There’s a lot of shared responsibility that comes with being in a group, but now that Henley was on his own, anything wrong would be squarely directed at him. And while he was ready to receive such criticism, there was no doubt he would be the biggest solo star of Eagles. He had the golden voice before the band even broke up, and when listening to albums like Building the Perfect Beast, even Frey had to admit that what his old bandmate was doing was absolutely fantastic.
But ever since the remaining Eagles reformed, Henley has always straddled the line between being a solo artist and a band member. Long Road Out of Eden was a great return to form, but an album like Cass County was much closer to Henley’s soul. Every song carried on the tradition of perfect American music, be it from the world of country, rock, or anything else that struck Henley’s fancy at the time.

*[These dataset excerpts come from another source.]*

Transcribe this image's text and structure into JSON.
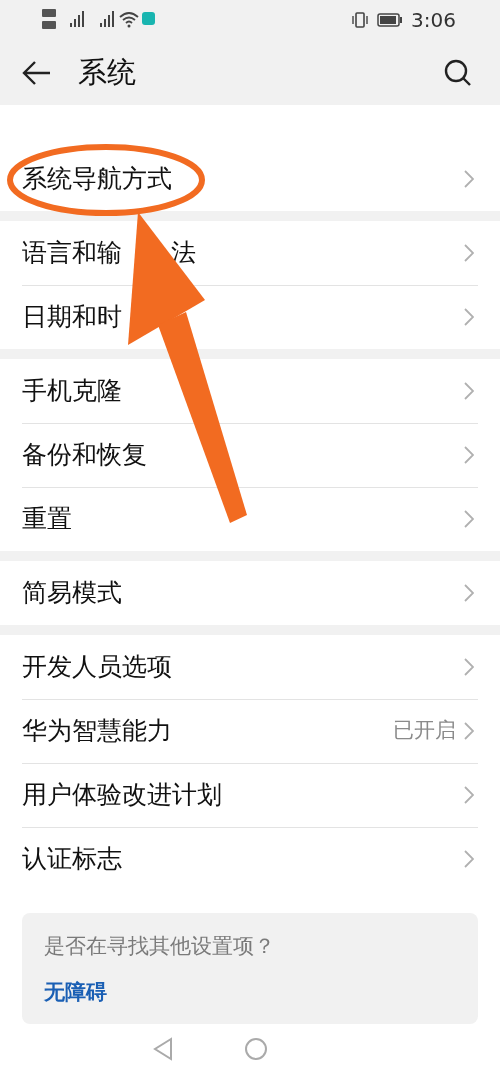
{
  "status_bar": {
    "time": "3:06"
  },
  "header": {
    "title": "系统"
  },
  "groups": [
    {
      "rows": [
        {
          "label": "系统导航方式"
        }
      ]
    },
    {
      "rows": [
        {
          "label": "语言和输",
          "label_tail": "法"
        },
        {
          "label": "日期和时"
        }
      ]
    },
    {
      "rows": [
        {
          "label": "手机克隆"
        },
        {
          "label": "备份和恢复"
        },
        {
          "label": "重置"
        }
      ]
    },
    {
      "rows": [
        {
          "label": "简易模式"
        }
      ]
    },
    {
      "rows": [
        {
          "label": "开发人员选项"
        },
        {
          "label": "华为智慧能力",
          "value": "已开启"
        },
        {
          "label": "用户体验改进计划"
        },
        {
          "label": "认证标志"
        }
      ]
    }
  ],
  "suggestion_card": {
    "question": "是否在寻找其他设置项？",
    "link": "无障碍"
  }
}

If he were on his own, he was going to take a few liberties when writing songs like ‘No Thank You’. The entire album is a bit mellower than much of the stuff that Henley had made before, but this song kicks everything off in style, with a driving guitar riff over Henley’s words about feeling content with life. The tune may be about his happiness with his place in the world, but there was a little criticism for his fans in one of the verses.
After the fact, Henley admitted that the song “takes a little dig” at the kind of people who only want to hear the same thing out of him whenever he performs. In an interview later, he said he needed to remind everyone about his need to move on, saying, “The point is that it’s okay to look back, you just don’t want to live back there. You look back in order to see where you’ve been so that you can appreciate where you are now, and maybe where you’re going.”
And throughout most of the album, it was about Henley wanting to live in the here and now a lot more. The problems that he had in the 2010s writing Cass County were a lot different from the ones that he had when writing tunes like ‘The Heart of the Matter’ and ‘New York Minute’, and while those songs still resonate well over the years, it’s easy to fall into a holding pattern with them as well.
It would be easy to call Henley selfish for wanting to play new music over his hits, but it’s all a matter of him being realistic. No one can have the same values they set for themselves decades before, and even if they did, perspective changes a lot when looking through eyes that have seen different parts of the world.